As part of the trial design, peripheral blood cells were mobilized with 2.0 g/m2 of cyclophosphamide and granulocyte colony-stimulating factor at 5 mg/kg per day. They were enriched ex vivo by CD34+ immunoselection, frozen, and then reinfused after treatment with cyclophosphamide (200 mg/kg) and equine antithymocyte globulin (ATG: 90 mg/kg). The protocol used in this study was designed 10 years ago, but future protocols may consider replacing equine ATG with rabbit ATG, rituximab, or alemtuzumab.

HSCT not a cure for lupus

In an editorial accompanying the new study,2 Michelle Petri, MD, MPH, and Robert Brodsky, MD, of the Johns Hopkins University School of Medicine in Baltimore, Maryland, point out that the HSCT regimen used in the new study did result in a significant amelioration of SLE disease activity and improvements in secondary outcomes including complement levels, serologic activity, renal function, and Systemic Lupus Erythematosus Disease Activity Index (SLEDAI).

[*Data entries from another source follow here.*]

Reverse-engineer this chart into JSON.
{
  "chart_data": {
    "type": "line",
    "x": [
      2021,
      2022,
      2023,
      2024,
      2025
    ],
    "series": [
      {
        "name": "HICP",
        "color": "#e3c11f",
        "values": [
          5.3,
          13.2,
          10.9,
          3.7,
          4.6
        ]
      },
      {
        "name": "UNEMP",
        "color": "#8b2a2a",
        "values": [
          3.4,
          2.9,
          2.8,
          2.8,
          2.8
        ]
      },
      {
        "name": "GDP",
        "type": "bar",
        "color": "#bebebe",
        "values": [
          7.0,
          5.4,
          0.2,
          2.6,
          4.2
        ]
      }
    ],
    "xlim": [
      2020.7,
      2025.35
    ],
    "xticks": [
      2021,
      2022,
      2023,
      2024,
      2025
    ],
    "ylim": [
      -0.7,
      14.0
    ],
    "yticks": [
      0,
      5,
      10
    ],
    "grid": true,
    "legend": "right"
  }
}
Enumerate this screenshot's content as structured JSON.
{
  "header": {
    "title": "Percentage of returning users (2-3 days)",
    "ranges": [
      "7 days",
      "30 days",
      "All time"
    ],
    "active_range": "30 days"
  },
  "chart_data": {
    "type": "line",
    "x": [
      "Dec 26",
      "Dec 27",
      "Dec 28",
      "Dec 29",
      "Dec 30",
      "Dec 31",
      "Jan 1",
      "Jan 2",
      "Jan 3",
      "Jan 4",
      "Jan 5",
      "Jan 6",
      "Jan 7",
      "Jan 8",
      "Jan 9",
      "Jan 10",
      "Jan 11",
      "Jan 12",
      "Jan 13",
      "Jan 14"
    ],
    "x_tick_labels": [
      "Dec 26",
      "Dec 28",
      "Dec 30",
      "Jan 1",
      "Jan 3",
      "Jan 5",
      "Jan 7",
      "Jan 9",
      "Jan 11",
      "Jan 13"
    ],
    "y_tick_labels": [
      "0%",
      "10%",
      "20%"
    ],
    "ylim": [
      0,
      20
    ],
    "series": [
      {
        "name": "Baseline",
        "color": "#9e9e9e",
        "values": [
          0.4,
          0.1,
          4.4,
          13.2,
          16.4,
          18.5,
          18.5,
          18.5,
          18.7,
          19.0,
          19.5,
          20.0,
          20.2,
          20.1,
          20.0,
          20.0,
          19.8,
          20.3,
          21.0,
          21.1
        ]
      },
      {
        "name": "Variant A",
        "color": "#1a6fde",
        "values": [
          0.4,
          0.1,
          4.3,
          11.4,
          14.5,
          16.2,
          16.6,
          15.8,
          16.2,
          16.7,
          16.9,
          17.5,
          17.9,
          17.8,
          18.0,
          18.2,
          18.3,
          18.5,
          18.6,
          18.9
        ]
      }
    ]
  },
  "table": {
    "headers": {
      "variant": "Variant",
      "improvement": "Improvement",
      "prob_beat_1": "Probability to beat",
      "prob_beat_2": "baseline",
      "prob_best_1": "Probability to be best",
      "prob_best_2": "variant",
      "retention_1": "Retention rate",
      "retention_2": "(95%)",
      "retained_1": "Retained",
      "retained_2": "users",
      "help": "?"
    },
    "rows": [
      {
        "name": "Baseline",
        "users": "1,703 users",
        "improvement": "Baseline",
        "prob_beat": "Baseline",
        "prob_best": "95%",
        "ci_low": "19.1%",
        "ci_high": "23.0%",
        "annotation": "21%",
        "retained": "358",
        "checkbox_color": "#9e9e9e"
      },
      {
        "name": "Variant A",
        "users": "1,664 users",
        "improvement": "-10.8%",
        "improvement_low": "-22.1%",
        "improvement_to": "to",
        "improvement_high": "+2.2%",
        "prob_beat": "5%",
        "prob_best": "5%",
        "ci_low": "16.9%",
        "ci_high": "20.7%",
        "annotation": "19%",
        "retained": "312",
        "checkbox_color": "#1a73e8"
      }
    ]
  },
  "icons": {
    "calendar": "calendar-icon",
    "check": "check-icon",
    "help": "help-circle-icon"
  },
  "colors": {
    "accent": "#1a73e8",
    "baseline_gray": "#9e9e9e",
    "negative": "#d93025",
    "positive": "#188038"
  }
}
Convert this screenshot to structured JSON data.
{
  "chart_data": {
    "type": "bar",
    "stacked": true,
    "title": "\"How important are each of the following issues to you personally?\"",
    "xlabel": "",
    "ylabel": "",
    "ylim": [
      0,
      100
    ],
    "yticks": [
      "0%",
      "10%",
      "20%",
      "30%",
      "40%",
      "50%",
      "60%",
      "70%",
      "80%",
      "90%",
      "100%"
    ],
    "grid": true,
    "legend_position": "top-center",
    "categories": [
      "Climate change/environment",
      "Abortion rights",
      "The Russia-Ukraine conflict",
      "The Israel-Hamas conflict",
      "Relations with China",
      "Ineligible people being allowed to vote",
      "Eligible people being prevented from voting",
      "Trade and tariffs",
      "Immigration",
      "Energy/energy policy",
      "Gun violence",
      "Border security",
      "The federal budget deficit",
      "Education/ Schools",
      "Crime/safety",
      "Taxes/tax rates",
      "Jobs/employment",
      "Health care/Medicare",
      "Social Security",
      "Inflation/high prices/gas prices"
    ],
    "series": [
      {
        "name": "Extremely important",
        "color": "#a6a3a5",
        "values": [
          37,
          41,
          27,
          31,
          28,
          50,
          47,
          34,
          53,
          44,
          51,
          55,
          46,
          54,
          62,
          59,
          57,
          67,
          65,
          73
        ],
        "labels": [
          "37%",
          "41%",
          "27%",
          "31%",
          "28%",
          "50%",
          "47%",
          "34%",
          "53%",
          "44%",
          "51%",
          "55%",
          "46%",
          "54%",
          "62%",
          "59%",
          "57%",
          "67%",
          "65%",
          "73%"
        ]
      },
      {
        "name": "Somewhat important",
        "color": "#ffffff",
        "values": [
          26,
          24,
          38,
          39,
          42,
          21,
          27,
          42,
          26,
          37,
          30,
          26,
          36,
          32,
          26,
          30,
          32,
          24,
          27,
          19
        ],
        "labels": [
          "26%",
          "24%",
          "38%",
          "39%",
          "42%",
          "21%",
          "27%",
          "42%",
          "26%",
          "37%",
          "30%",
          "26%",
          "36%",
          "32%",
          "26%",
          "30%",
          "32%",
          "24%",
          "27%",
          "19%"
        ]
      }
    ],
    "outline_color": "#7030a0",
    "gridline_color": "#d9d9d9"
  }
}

However, the authors write, HSCT may have drawbacks—specifically, the morbidity and mortality of the procedure. Moreover, "the original hope of stem-cell transplantation was ‘going for the cure' in patients with severe lupus," Drs. Petri and Brodsky say. "The remission rates reported with use of high-dose cyclophosphamide with stem-cell transplantation, as reported by Burt et al,1 or without autologous stem cells, do not necessarily represent ‘cure'."

For example, many patients continue to have lupus autoantibodies, and with long-term follow-up, some patients with initial complete remissions will have late relapses. "However, in these studies, therapy was given as a ‘salvage regimen' to patients with lupus who had failed or had been refractory to multiple other therapies. Thus, as in the report by Burt et al, the therapy offered substantial benefit—with either partial or complete response—to the majority of patients," Drs. Petri and Brodsky explain. They conclude that randomized controlled trials are necessary to determine whether this approach is a definitive advance over conventional immunosuppressive therapy.

HSCT appears promising as therapeutic approach for SLE

"These are very promising, mature data and point toward the fact that a major clinical benefit is achieved in at least one-third of severe SLE patients who failed standard therapies, since so many can get completely off immunosuppression for a prolonged time," says Steven Pavletic, MD, head of the Graft-versus-Host and Autoimmunity Unit of the Experimental Transplantation and Immunology Branch at the National Cancer Institute in Bethesda, Maryland. "Transplantation for lupus is a reality and the field has been active for about 10 years now, with steady improvements in regimen safety, as this study demonstrates."

However, Dr. Pavletic points out, these data originate from the first-generation studies, which were not designed with rigorously defined entry and response criteria. Instead, the purpose was to prove safety and feasibility and assess the therapeutic promise of such an approach.

"This study and other recent studies of immune reconstitution after autologous transplantation definitively support the notion of the curative potential of such treatments for autoimmune diseases after development of even more effective and better-designed protocols," Dr. Pavletic tells CIAOMed. Now, "we are waiting for the results of the second-generation trials that are more rigorously designed [and] more thoroughly look into the remission quality and biology of the disease, and above all, that use potentially more effective strategies."

References

  1. Burt RK, Traynor A, Statkute L, et al. Nonmyeloablative hematopoietic stem cell tansplantation for systemic lupus erythematosus. JAMA. 2006;295:527-535.
  2. Petri M, Brodsky R. High-dose cyclophosphamide and stem cell transplantation for refractory systemic lupus erythematosus. JAMA. 2006;295:559-560.